Since then, Buchwald has produced four compilations of his columns that together have sold more than 100,000 hard-cover copies, and a novel. A musical revue loosely based on Buchwald columns is now playing to good crowds in London.

By ordinary journalistic standards, such success is mystifying. Buchwald’s humor is of a formless sort that vanishes in excerpts and paraphrase, and has its off and on days. The answer may lie in the fact that Art Buchwald is a combination of good journalist and good guy. Millions of his stay-at-home readers warm to the columnar image of an expatriate but ordinary American hobnobbing with royalty and living the Continental life without turning snob.

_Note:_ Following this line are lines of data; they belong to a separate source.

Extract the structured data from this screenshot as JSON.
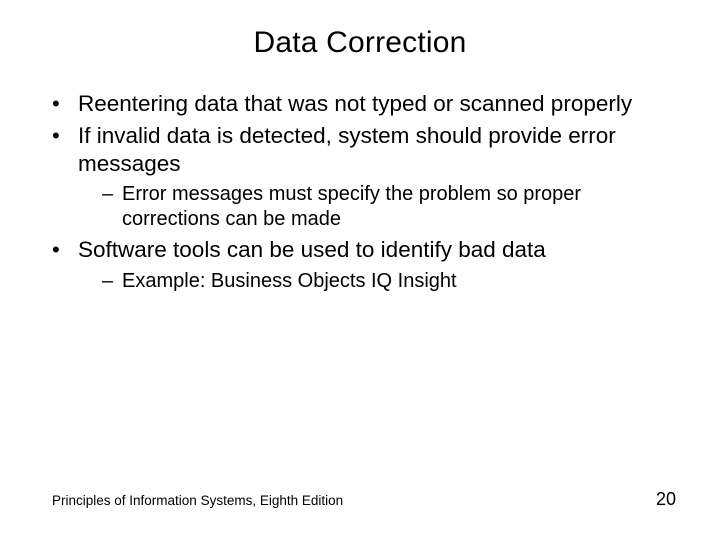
{
  "title": "Data Correction",
  "bullets": {
    "b0": "Reentering data that was not typed or scanned properly",
    "b1": "If invalid data is detected, system should provide error messages",
    "b1_0": "Error messages must specify the problem so proper corrections can be made",
    "b2": "Software tools can be used to identify bad data",
    "b2_0": "Example: Business Objects IQ Insight"
  },
  "footer": {
    "source": "Principles of Information Systems, Eighth Edition",
    "page": "20"
  }
}
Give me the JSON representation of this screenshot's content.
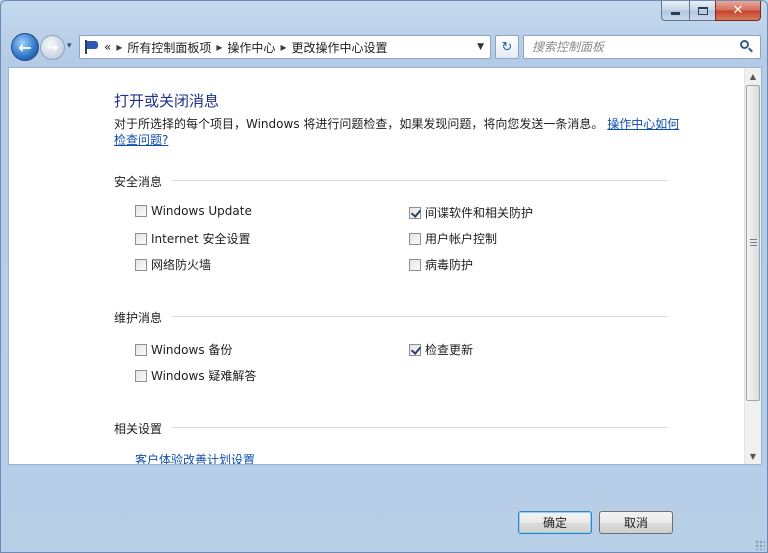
{
  "toolbar": {
    "history_glyph": "▾",
    "refresh_glyph": "↻"
  },
  "address": {
    "chevrons": "«",
    "crumbs": [
      "所有控制面板项",
      "操作中心",
      "更改操作中心设置"
    ],
    "separator": "▸",
    "dropdown_glyph": "▼"
  },
  "search": {
    "placeholder": "搜索控制面板"
  },
  "content": {
    "title": "打开或关闭消息",
    "description": "对于所选择的每个项目，Windows 将进行问题检查，如果发现问题，将向您发送一条消息。",
    "description_link": "操作中心如何检查问题?",
    "sections": {
      "security": {
        "label": "安全消息",
        "items": [
          {
            "label": "Windows Update",
            "checked": false
          },
          {
            "label": "间谍软件和相关防护",
            "checked": true
          },
          {
            "label": "Internet 安全设置",
            "checked": false
          },
          {
            "label": "用户帐户控制",
            "checked": false
          },
          {
            "label": "网络防火墙",
            "checked": false
          },
          {
            "label": "病毒防护",
            "checked": false
          }
        ]
      },
      "maintenance": {
        "label": "维护消息",
        "items": [
          {
            "label": "Windows 备份",
            "checked": false
          },
          {
            "label": "检查更新",
            "checked": true
          },
          {
            "label": "Windows 疑难解答",
            "checked": false
          }
        ]
      },
      "related": {
        "label": "相关设置",
        "link": "客户体验改善计划设置"
      }
    }
  },
  "buttons": {
    "ok": "确定",
    "cancel": "取消"
  },
  "colors": {
    "link": "#0f4fae",
    "title": "#1e3287",
    "window_frame": "#b8cfe8"
  }
}
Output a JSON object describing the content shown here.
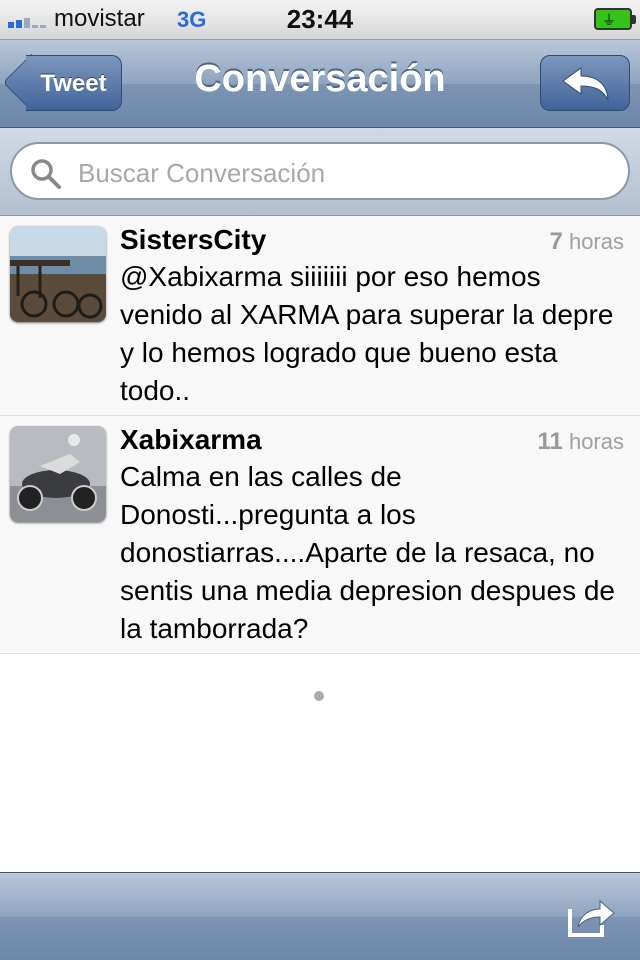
{
  "status_bar": {
    "carrier": "movistar",
    "network": "3G",
    "time": "23:44"
  },
  "navbar": {
    "back_label": "Tweet",
    "title": "Conversación"
  },
  "search": {
    "placeholder": "Buscar Conversación"
  },
  "tweets": [
    {
      "username": "SistersCity",
      "age_number": "7",
      "age_unit": "horas",
      "text": "@Xabixarma siiiiiii por eso hemos venido al XARMA para superar la depre y lo hemos logrado que bueno esta todo.."
    },
    {
      "username": "Xabixarma",
      "age_number": "11",
      "age_unit": "horas",
      "text": "Calma en las calles de Donosti...pregunta a los donostiarras....Aparte de la resaca, no sentis una media depresion despues de la tamborrada?"
    }
  ],
  "icons": {
    "signal": "signal-bars-icon",
    "battery": "battery-charging-icon",
    "reply": "reply-arrow-icon",
    "search": "magnifier-icon",
    "share": "share-icon"
  },
  "colors": {
    "nav_blue": "#6d87aa",
    "button_blue": "#40649a",
    "network_blue": "#2b6ad9",
    "battery_green": "#35c21b"
  }
}
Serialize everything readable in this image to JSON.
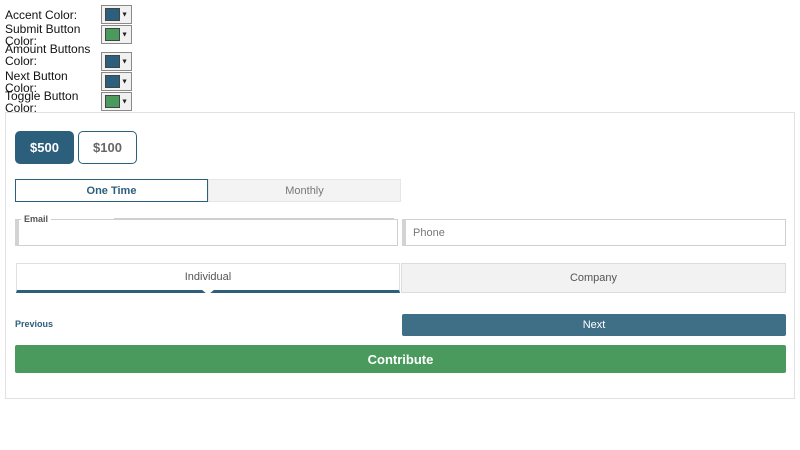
{
  "color_controls": [
    {
      "label": "Accent Color:",
      "value": "#2c5f7c"
    },
    {
      "label": "Submit Button Color:",
      "value": "#4a9a5e"
    },
    {
      "label": "Amount Buttons Color:",
      "value": "#2c5f7c"
    },
    {
      "label": "Next Button Color:",
      "value": "#2c5f7c"
    },
    {
      "label": "Toggle Button Color:",
      "value": "#4a9a5e"
    }
  ],
  "colors": {
    "accent": "#2c5f7c",
    "submit": "#4a9a5e",
    "next": "#3f6f86"
  },
  "form": {
    "amounts": {
      "selected": "$500",
      "other": "$100"
    },
    "frequency": {
      "one_time": "One Time",
      "monthly": "Monthly",
      "selected": "One Time"
    },
    "email": {
      "label": "Email",
      "value": ""
    },
    "phone": {
      "placeholder": "Phone",
      "value": ""
    },
    "donor_type": {
      "individual": "Individual",
      "company": "Company",
      "selected": "Individual"
    },
    "previous_label": "Previous",
    "next_label": "Next",
    "contribute_label": "Contribute"
  },
  "icons": {
    "dropdown": "triangle-down-icon"
  }
}
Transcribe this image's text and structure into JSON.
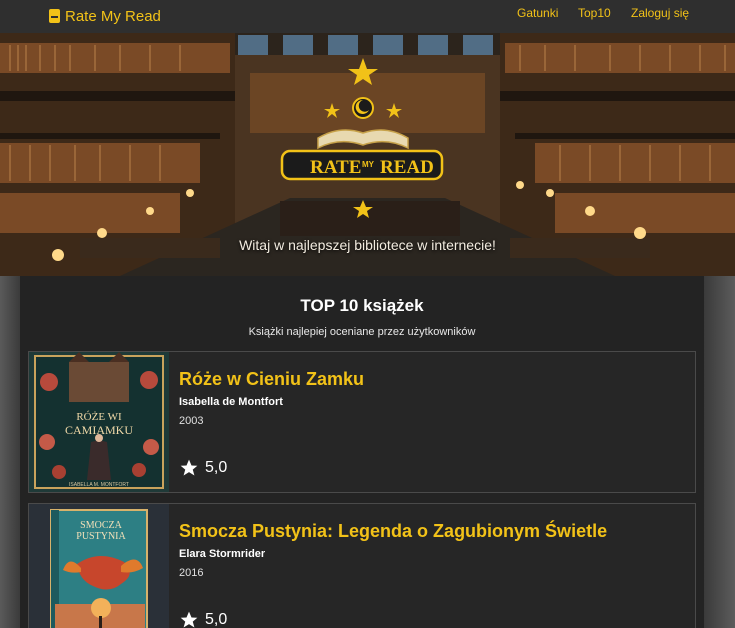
{
  "navbar": {
    "brand": "Rate My Read",
    "links": [
      "Gatunki",
      "Top10",
      "Zaloguj się"
    ]
  },
  "hero": {
    "logo_text_1": "RATE",
    "logo_text_2": "MY",
    "logo_text_3": "READ",
    "caption": "Witaj w najlepszej bibliotece w internecie!"
  },
  "main": {
    "title": "TOP 10 książek",
    "subtitle": "Książki najlepiej oceniane przez użytkowników",
    "books": [
      {
        "title": "Róże w Cieniu Zamku",
        "author": "Isabella de Montfort",
        "year": "2003",
        "rating": "5,0",
        "cover_title": "RÓŻE WI CAMIAMKU",
        "cover_author": "ISABELLA M. MONTFORT"
      },
      {
        "title": "Smocza Pustynia: Legenda o Zagubionym Świetle",
        "author": "Elara Stormrider",
        "year": "2016",
        "rating": "5,0",
        "cover_title": "SMOCZA PUSTYNIA"
      }
    ]
  },
  "colors": {
    "accent": "#f2c218",
    "navbar_bg": "#2f2f2f",
    "card_bg": "#262626"
  }
}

Buchwald’s accounts of celebrity lunches are interspersed with columns about his wife and his three adopted children—who can lure him away from duty for bus rides to the end of the line.

On the job, Buchwald’s manner is so ingenuous and old-shoe that the subjects of his interviews are soon disarmed into chattering away like old friends. “The fact is that Mr. Buchwald is practically a blank.” says French Playwright Marcel Achard. “Most of the time he is simply looking at you with large eyes.” Though seemingly artless, Buchwald’s interviews usually make his subjects seem more amusing than they are, and though he may protect them from their indiscretions, he avoids both puffery and malice.

He intends to return to the U.S. shortly to test whether the presidential election can be taken lightly in print. In the last weeks of the campaign, this may require an excess of valor.